Snowball vs Avalanche
Two strategies, one goal: becoming debt-free. One saves you the most money, the other keeps you motivated. Here's how they compare and which one to pick.
The Two Approaches
Both strategies share the same foundation: pay the minimum on every debt, then throw all your extra money at one specific debt. Once that debt is gone, you roll its payment into the next target. This "rolling payment" effect is what makes both methods powerful.
The only difference? Which debt you target first.
Avalanche
Target the highest interest rate first
Snowball
Target the smallest balance first
The Avalanche Method
Pay off debts in order of highest interest rate to lowest. This is mathematically optimal because you eliminate the most expensive debt first, saving the maximum amount of interest over time.
Example: Avalanche Order
Credit Card
$8,500 at 22.9%
Personal Loan
$3,200 at 11.5%
Car Loan
$12,000 at 6.5%
Pros
- Saves the most money in total interest
- Mathematically optimal strategy
- Faster debt-free date in most cases
Cons
- Highest-rate debt may also be the largest
- Could take months before first debt is eliminated
- Progress can feel slow early on
The Snowball Method
Pay off debts in order of smallest balance to largest. Popularized by Dave Ramsey, this method prioritizes psychological wins. You eliminate entire debts quickly, building momentum and confidence to tackle the bigger ones.
Example: Snowball Order
Personal Loan
$3,200 at 11.5%
Credit Card
$8,500 at 22.9%
Car Loan
$12,000 at 6.5%
Pros
- Quick wins keep you motivated
- Fewer debts to manage sooner
- Backed by behavioral research
Cons
- Costs more in total interest paid
- High-rate debt compounds longer
- Not mathematically optimal
Head-to-Head Comparison
Same debts ($8,500 credit card at 22.9%, $12,000 car loan at 6.5%, $3,200 personal loan at 11.5%) with $800/mo total payment.
Avalanche | Snowball | |
|---|---|---|
| First debt eliminated | Credit Card (~14 mo) | Personal Loan (~7 mo) |
| Total interest paid | $3,820 | $4,210 |
| Interest difference | --- | +$390 more |
| Total payoff time | 33 months | 34 months |
| Motivation factor | Slow start, strong finish | Quick wins early |
The difference is $390 over nearly 3 years. That's about $11/month. The math gap is real but often smaller than people expect. Both methods work far better than making random payments or just paying minimums.
Which Should You Choose?
You're disciplined and math-driven
You don't need quick wins to stay motivated. You're already committed to getting out of debt and want to minimize cost.

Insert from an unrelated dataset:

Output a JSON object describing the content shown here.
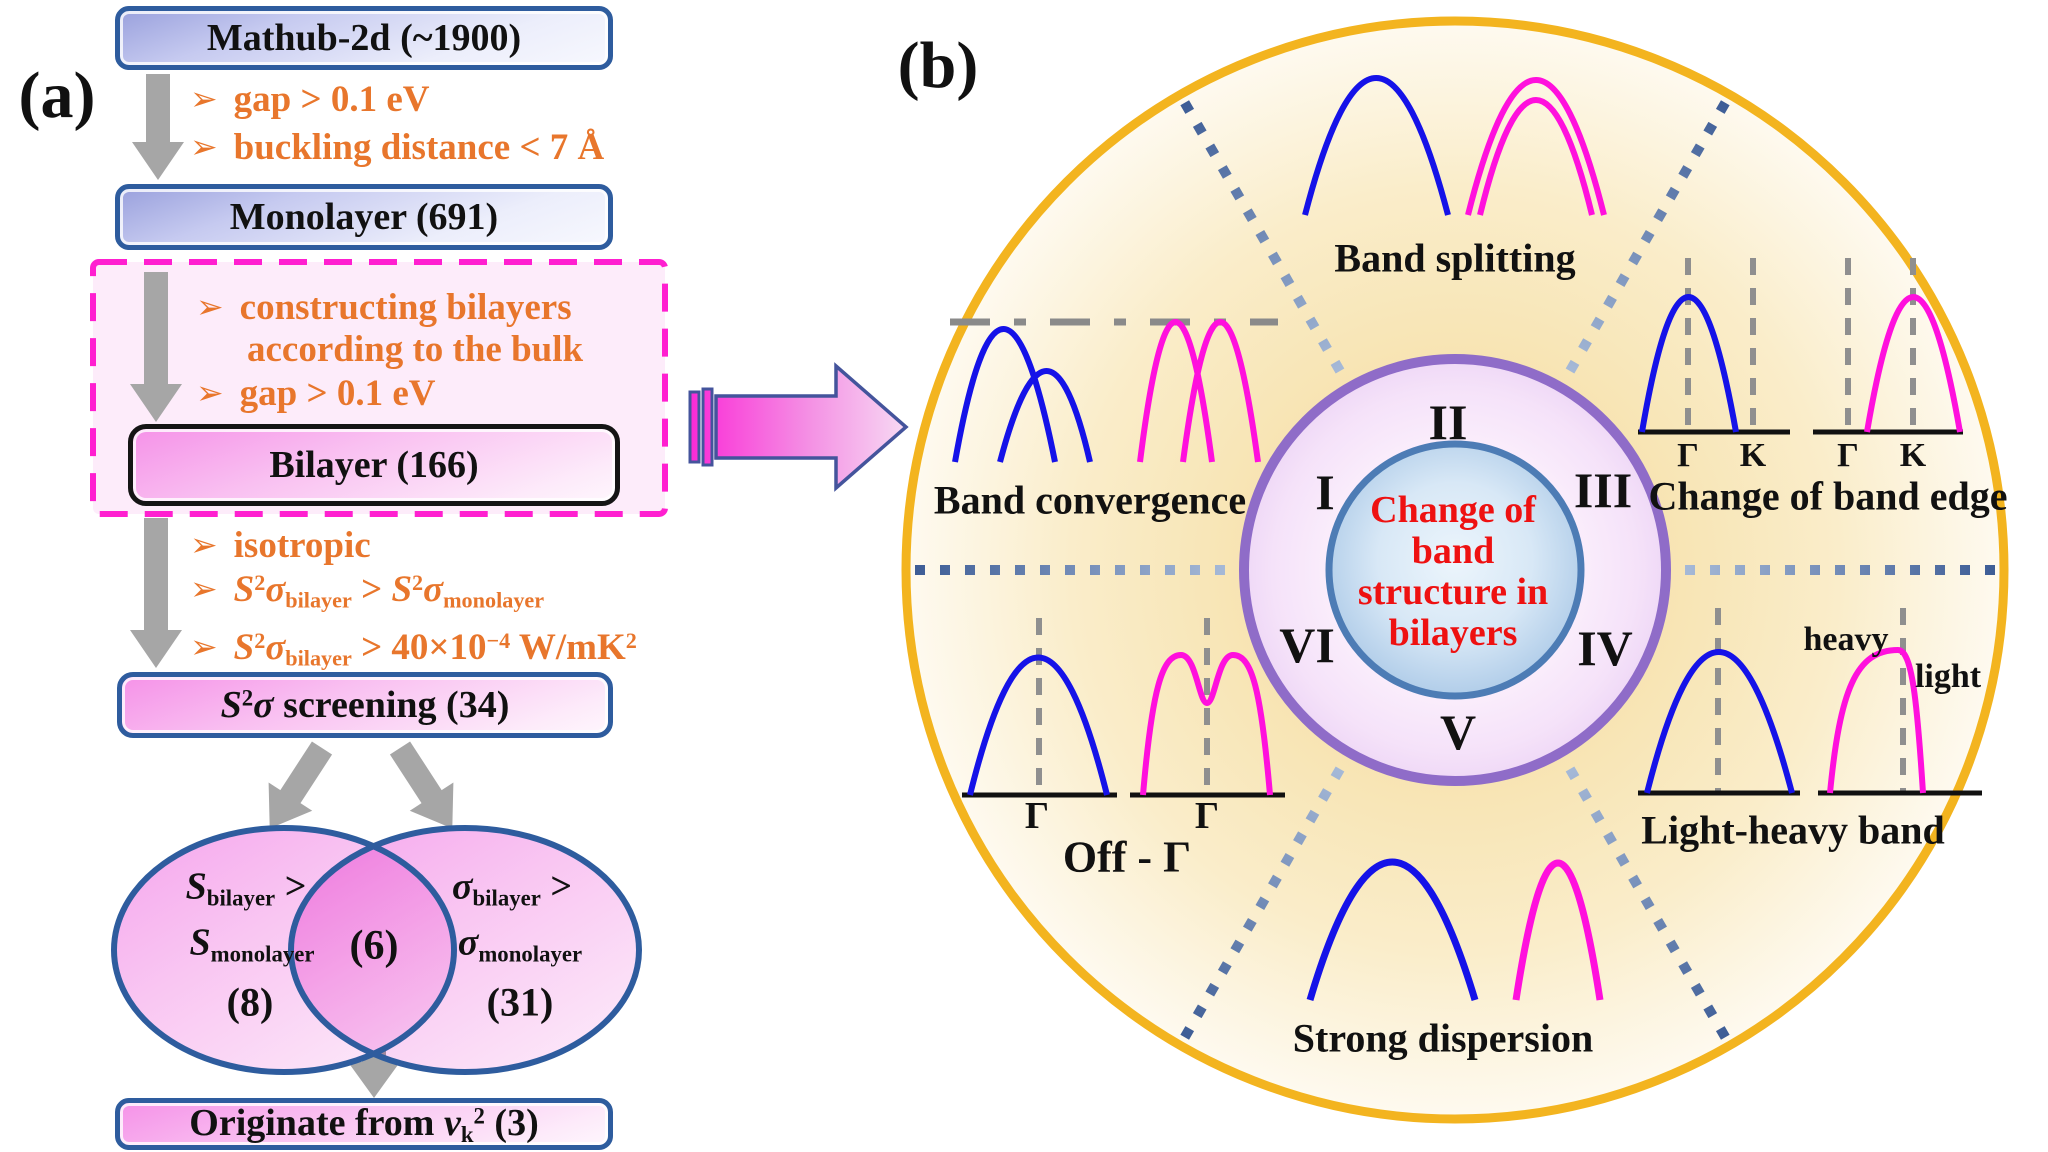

You need momentum to keep going
You've tried paying off debt before and lost steam. You need visible progress early to build confidence.
Your interest rates are similar
When rates are within a few percentage points, the math difference is negligible. Just pick one and start.
The worst strategy is no strategy. Paying only minimums on everything, or randomly throwing extra money at different debts each month, costs far more than either avalanche or snowball. Pick one and stick with it.
The Hybrid Approach
You don't have to be a purist. If one debt is very small, knock it out first for the quick win, then switch to avalanche for the rest.
In our example: the $3,200 personal loan could be paid off in about 7 months. That's a meaningful psychological win. Once it's gone, switch to the credit card (highest rate) for the remaining debts. You get the motivation boost and most of the mathematical benefit.
Pragmatism beats purity. The best debt payoff strategy is the one you actually follow through on.
Math-Driven People
Go avalanche. You'll save the most money and pay off debt fastest. The delayed gratification won't bother you because you know the numbers are on your side. Every extra dollar kills the most expensive interest first.
Need Quick Wins
Go snowball. Eliminating that first debt in a few months is a powerful motivator. The extra interest you'll pay is worth it if it keeps you committed to the plan. A finished plan that costs slightly more beats an abandoned one.
Not Sure
Try the hybrid. Knock out any small debts first for momentum, then switch to avalanche. Or just pick one and start today. The difference between the two methods is small compared to the difference between having a plan and not having one.